There are numerous times that Juliet's death is foreshadowed. I think you need to be more specific in your question but I believe the following information may help you:
1. At the Capulet feast
Juliet says, "If he be married./ my grave is like to be my wedding bed" (1.5.135)
She means that if Romeo is married, she will die unmarried, because she will never marry another, but she is also unkowningly foreshadowing her fate, in which her grave does become her wedding bed.
2. When Juliet learns that Romeo has been banished she says, "I'll to my wedding-bed; / And death, not Romeo, take my madienhead!" (3.2.136-137)

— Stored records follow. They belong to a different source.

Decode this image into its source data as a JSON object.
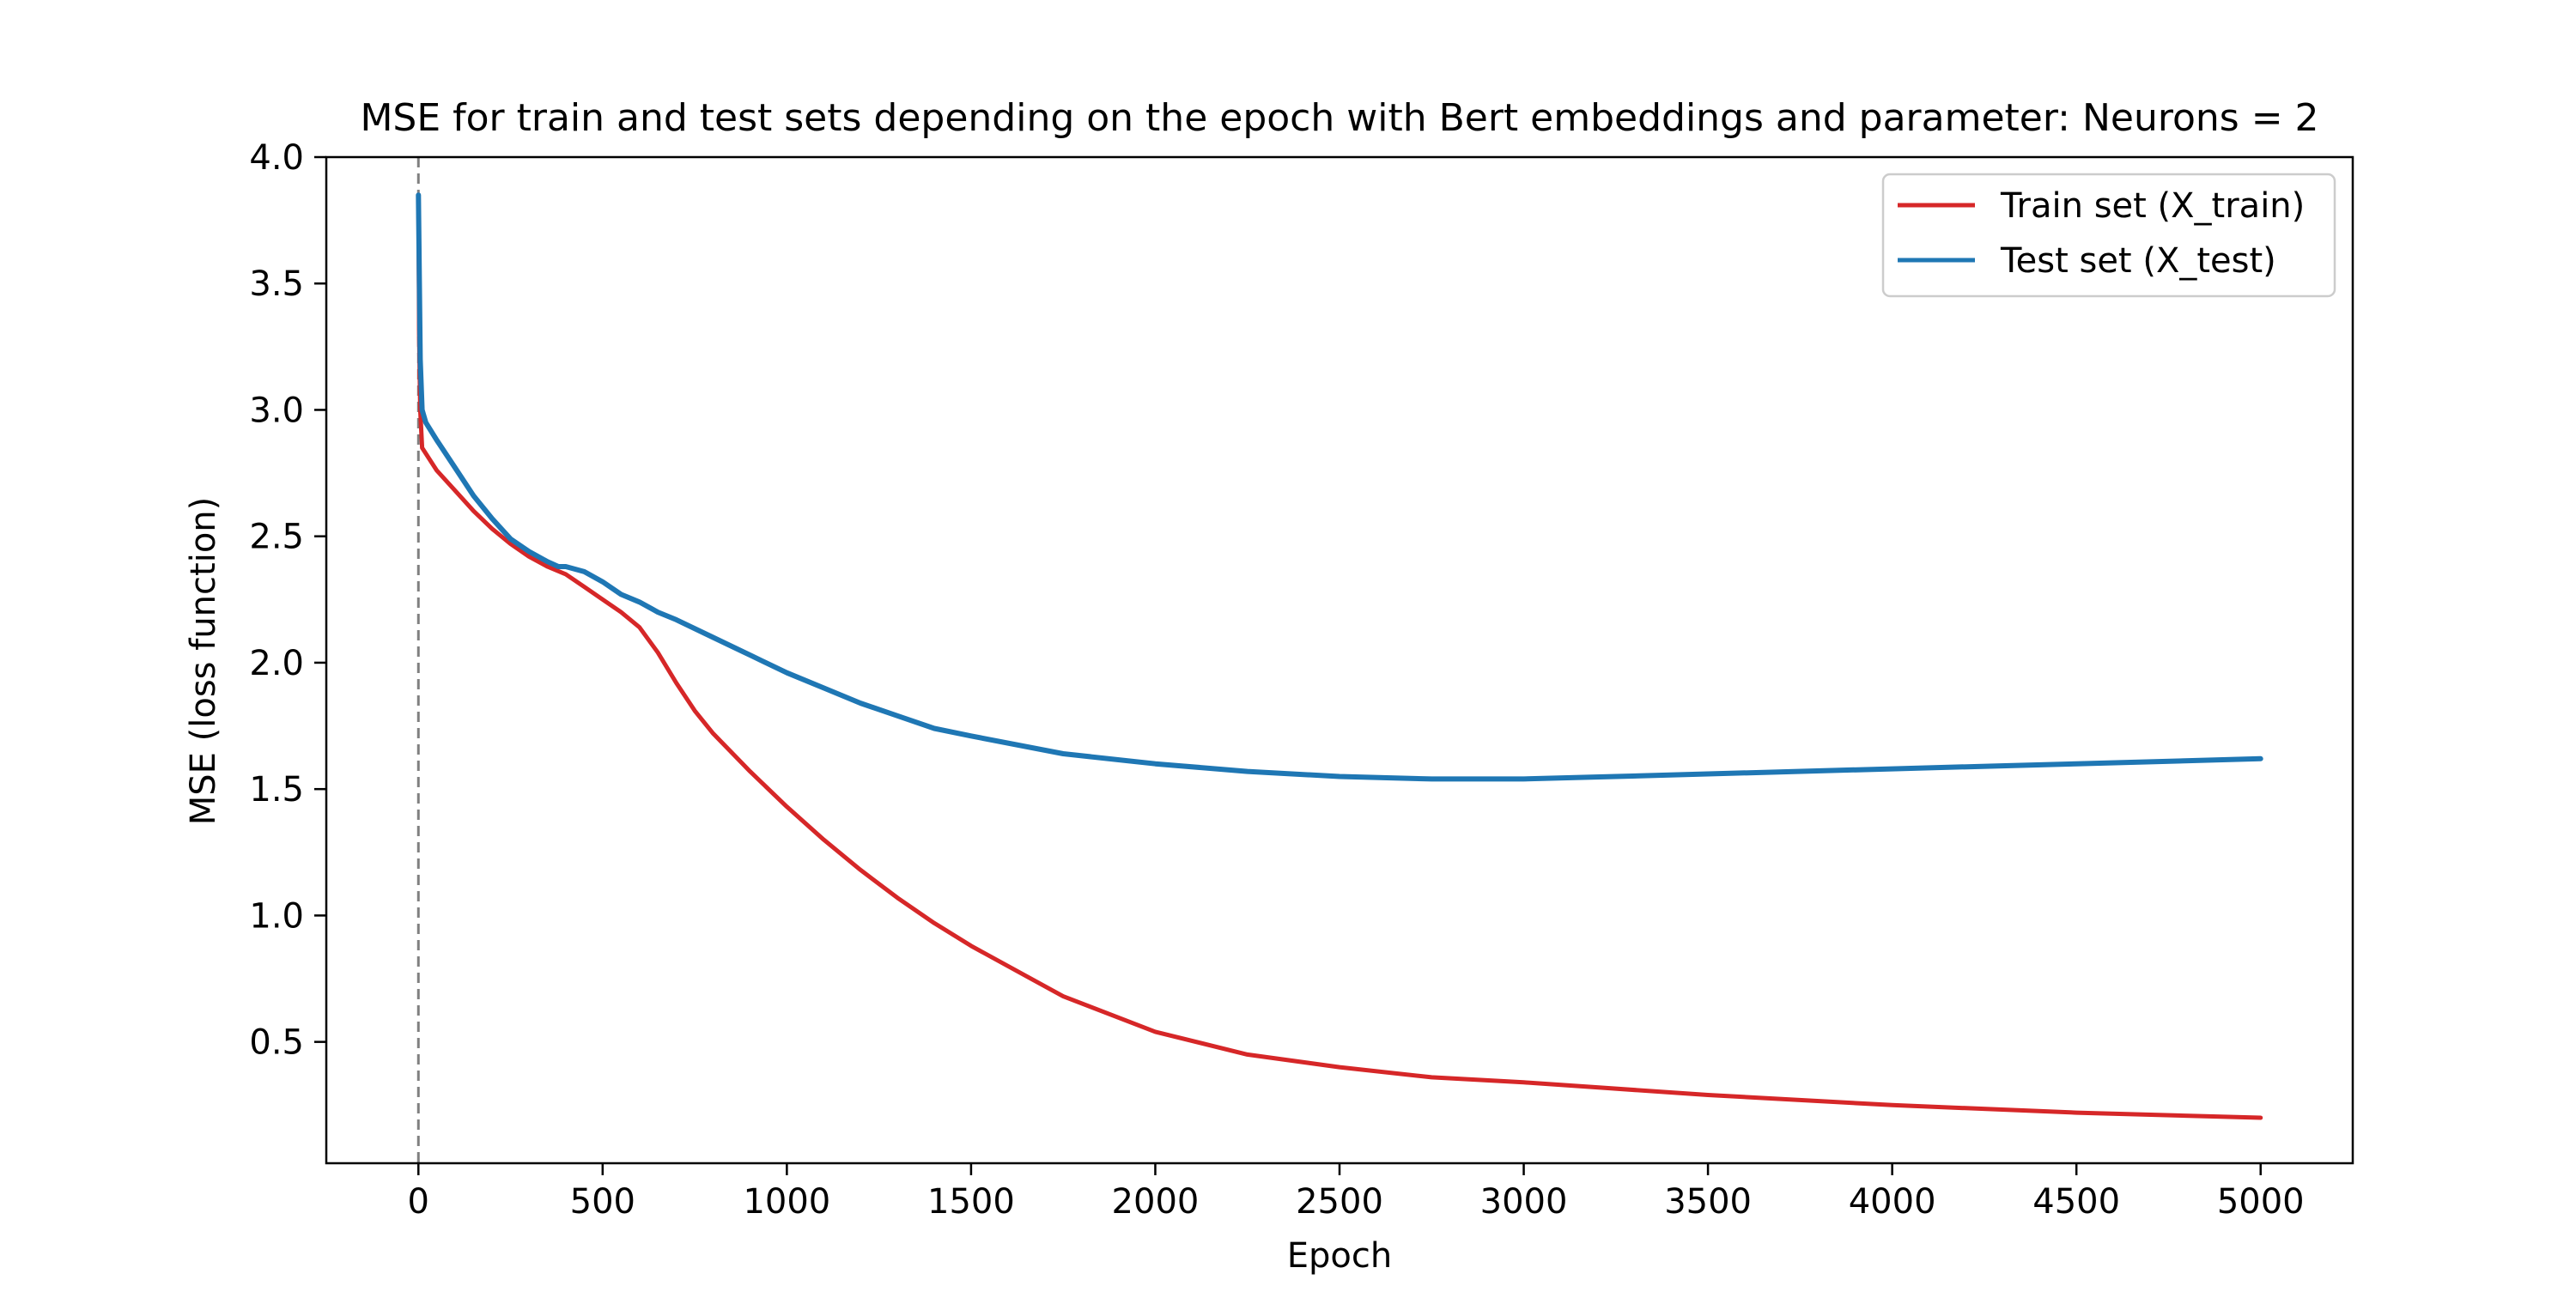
{
  "chart_data": {
    "type": "line",
    "title": "MSE for train and test sets depending on the epoch with Bert embeddings and parameter: Neurons = 2",
    "xlabel": "Epoch",
    "ylabel": "MSE (loss function)",
    "xlim": [
      -250,
      5250
    ],
    "ylim": [
      0.02,
      4.0
    ],
    "xticks": [
      0,
      500,
      1000,
      1500,
      2000,
      2500,
      3000,
      3500,
      4000,
      4500,
      5000
    ],
    "yticks": [
      0.5,
      1.0,
      1.5,
      2.0,
      2.5,
      3.0,
      3.5,
      4.0
    ],
    "xtick_labels": [
      "0",
      "500",
      "1000",
      "1500",
      "2000",
      "2500",
      "3000",
      "3500",
      "4000",
      "4500",
      "5000"
    ],
    "ytick_labels": [
      "0.5",
      "1.0",
      "1.5",
      "2.0",
      "2.5",
      "3.0",
      "3.5",
      "4.0"
    ],
    "grid": false,
    "legend_position": "top-right",
    "vline": {
      "x": 0,
      "color": "#808080",
      "style": "dashed"
    },
    "series": [
      {
        "name": "Train set (X_train)",
        "color": "#d62728",
        "x": [
          0,
          2,
          5,
          10,
          50,
          100,
          150,
          200,
          250,
          300,
          350,
          400,
          450,
          500,
          550,
          600,
          650,
          700,
          750,
          800,
          900,
          1000,
          1100,
          1200,
          1300,
          1400,
          1500,
          1750,
          2000,
          2250,
          2500,
          2750,
          3000,
          3500,
          4000,
          4500,
          5000
        ],
        "y": [
          3.85,
          3.3,
          3.0,
          2.85,
          2.76,
          2.68,
          2.6,
          2.53,
          2.47,
          2.42,
          2.38,
          2.35,
          2.3,
          2.25,
          2.2,
          2.14,
          2.04,
          1.92,
          1.81,
          1.72,
          1.57,
          1.43,
          1.3,
          1.18,
          1.07,
          0.97,
          0.88,
          0.68,
          0.54,
          0.45,
          0.4,
          0.36,
          0.34,
          0.29,
          0.25,
          0.22,
          0.2
        ]
      },
      {
        "name": "Test set (X_test)",
        "color": "#1f77b4",
        "x": [
          0,
          2,
          5,
          10,
          20,
          50,
          100,
          150,
          200,
          250,
          300,
          350,
          380,
          400,
          450,
          500,
          550,
          600,
          650,
          700,
          800,
          900,
          1000,
          1100,
          1200,
          1300,
          1400,
          1500,
          1750,
          2000,
          2250,
          2500,
          2750,
          3000,
          3250,
          3500,
          4000,
          4500,
          5000
        ],
        "y": [
          3.85,
          3.6,
          3.2,
          3.0,
          2.95,
          2.88,
          2.77,
          2.66,
          2.57,
          2.49,
          2.44,
          2.4,
          2.38,
          2.38,
          2.36,
          2.32,
          2.27,
          2.24,
          2.2,
          2.17,
          2.1,
          2.03,
          1.96,
          1.9,
          1.84,
          1.79,
          1.74,
          1.71,
          1.64,
          1.6,
          1.57,
          1.55,
          1.54,
          1.54,
          1.55,
          1.56,
          1.58,
          1.6,
          1.62
        ]
      }
    ]
  }
}
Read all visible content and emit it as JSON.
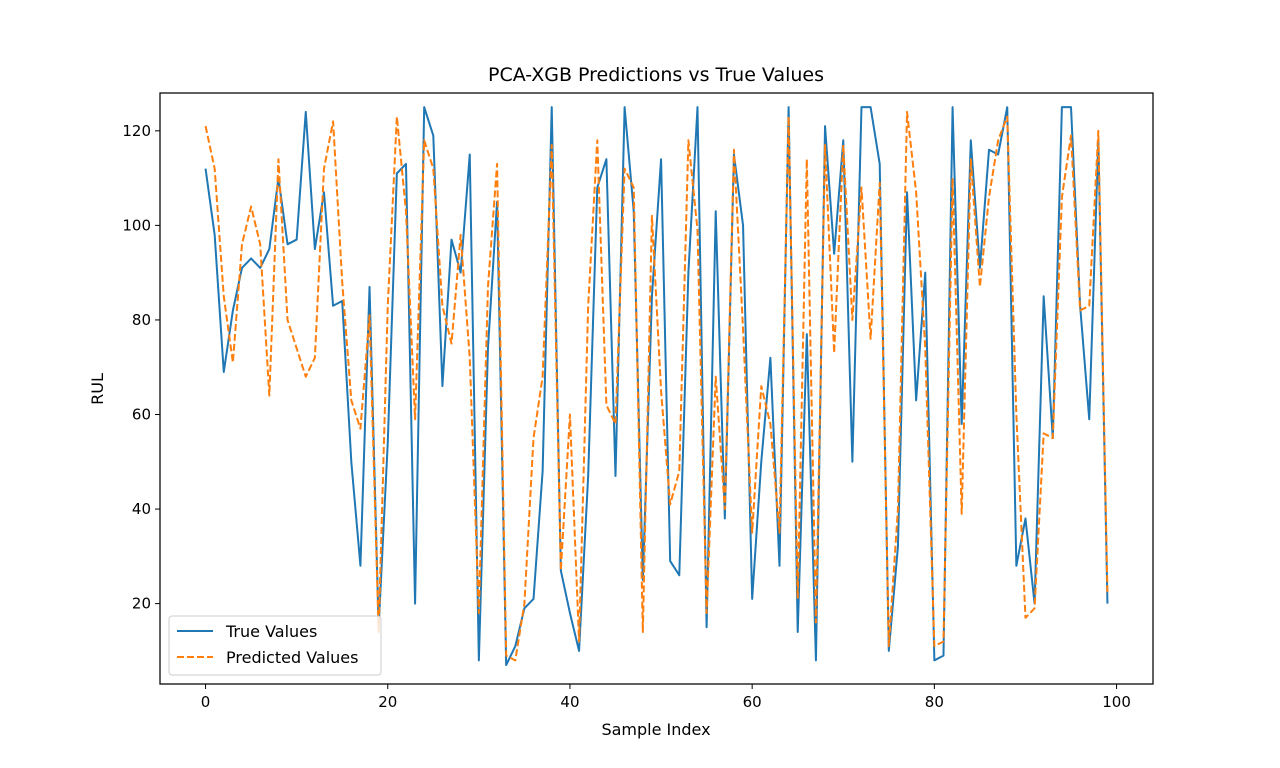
{
  "chart_data": {
    "type": "line",
    "title": "PCA-XGB Predictions vs True Values",
    "xlabel": "Sample Index",
    "ylabel": "RUL",
    "xlim": [
      -5,
      104
    ],
    "ylim": [
      3,
      128
    ],
    "x_ticks": [
      0,
      20,
      40,
      60,
      80,
      100
    ],
    "y_ticks": [
      20,
      40,
      60,
      80,
      100,
      120
    ],
    "grid": false,
    "legend_position": "lower-left",
    "series": [
      {
        "name": "True Values",
        "color": "#1f77b4",
        "style": "solid",
        "values": [
          112,
          98,
          69,
          82,
          91,
          93,
          91,
          95,
          110,
          96,
          97,
          124,
          95,
          107,
          83,
          84,
          50,
          28,
          87,
          15,
          54,
          111,
          113,
          20,
          125,
          119,
          66,
          97,
          90,
          115,
          8,
          74,
          105,
          7,
          11,
          19,
          21,
          48,
          125,
          27,
          18,
          10,
          47,
          108,
          114,
          47,
          125,
          103,
          25,
          85,
          114,
          29,
          26,
          90,
          125,
          15,
          103,
          38,
          115,
          100,
          21,
          50,
          72,
          28,
          125,
          14,
          77,
          8,
          121,
          94,
          118,
          50,
          125,
          125,
          113,
          10,
          32,
          107,
          63,
          90,
          8,
          9,
          125,
          58,
          118,
          91,
          116,
          115,
          125,
          28,
          38,
          20,
          85,
          55,
          125,
          125,
          83,
          59,
          118,
          20
        ]
      },
      {
        "name": "Predicted Values",
        "color": "#ff7f0e",
        "style": "dashed",
        "values": [
          121,
          112,
          85,
          71,
          96,
          104,
          96,
          64,
          114,
          80,
          74,
          68,
          72,
          112,
          122,
          88,
          63,
          57,
          81,
          14,
          83,
          123,
          103,
          59,
          118,
          112,
          83,
          75,
          98,
          72,
          18,
          87,
          113,
          9,
          8,
          20,
          55,
          68,
          117,
          27,
          60,
          12,
          83,
          118,
          62,
          58,
          112,
          108,
          14,
          102,
          65,
          41,
          48,
          118,
          99,
          18,
          68,
          40,
          116,
          78,
          35,
          66,
          58,
          35,
          123,
          21,
          114,
          16,
          117,
          73,
          117,
          80,
          108,
          76,
          109,
          11,
          40,
          124,
          107,
          74,
          11,
          12,
          110,
          39,
          114,
          87,
          106,
          118,
          123,
          60,
          17,
          19,
          56,
          55,
          106,
          119,
          82,
          83,
          120,
          22
        ]
      }
    ]
  }
}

Friar Laurence also alludes to it as stated in the answer below.
In the play 'Romeo and Juliet' by William Shakespeare, Juliet's death (and the tragic fate of both) are foreshadowed several times. Do you mean the part where Friar Laurence alludes to the calamitous events that will befall Juliet, as 'wedded to ' him? If so, the right words would be the quote where the friar says to Romeo 'affliction is enamor'd of thy parts,And thou art wedded to calamity' in Act 3 Scene 111. By this, the friar means that calamity is awaiting Juliet, and Fate has nothing but bad luck in store for both of them - they are 'star-cross'd'. Affliciton refers to the affliction or curse of bad luck (if you remember, Romeo has had a bad run of it recently Rosaline,then loving an emeny's daughter,then losing Mercutio,killing Tybalt, being banished) and the friar is commiserating with him.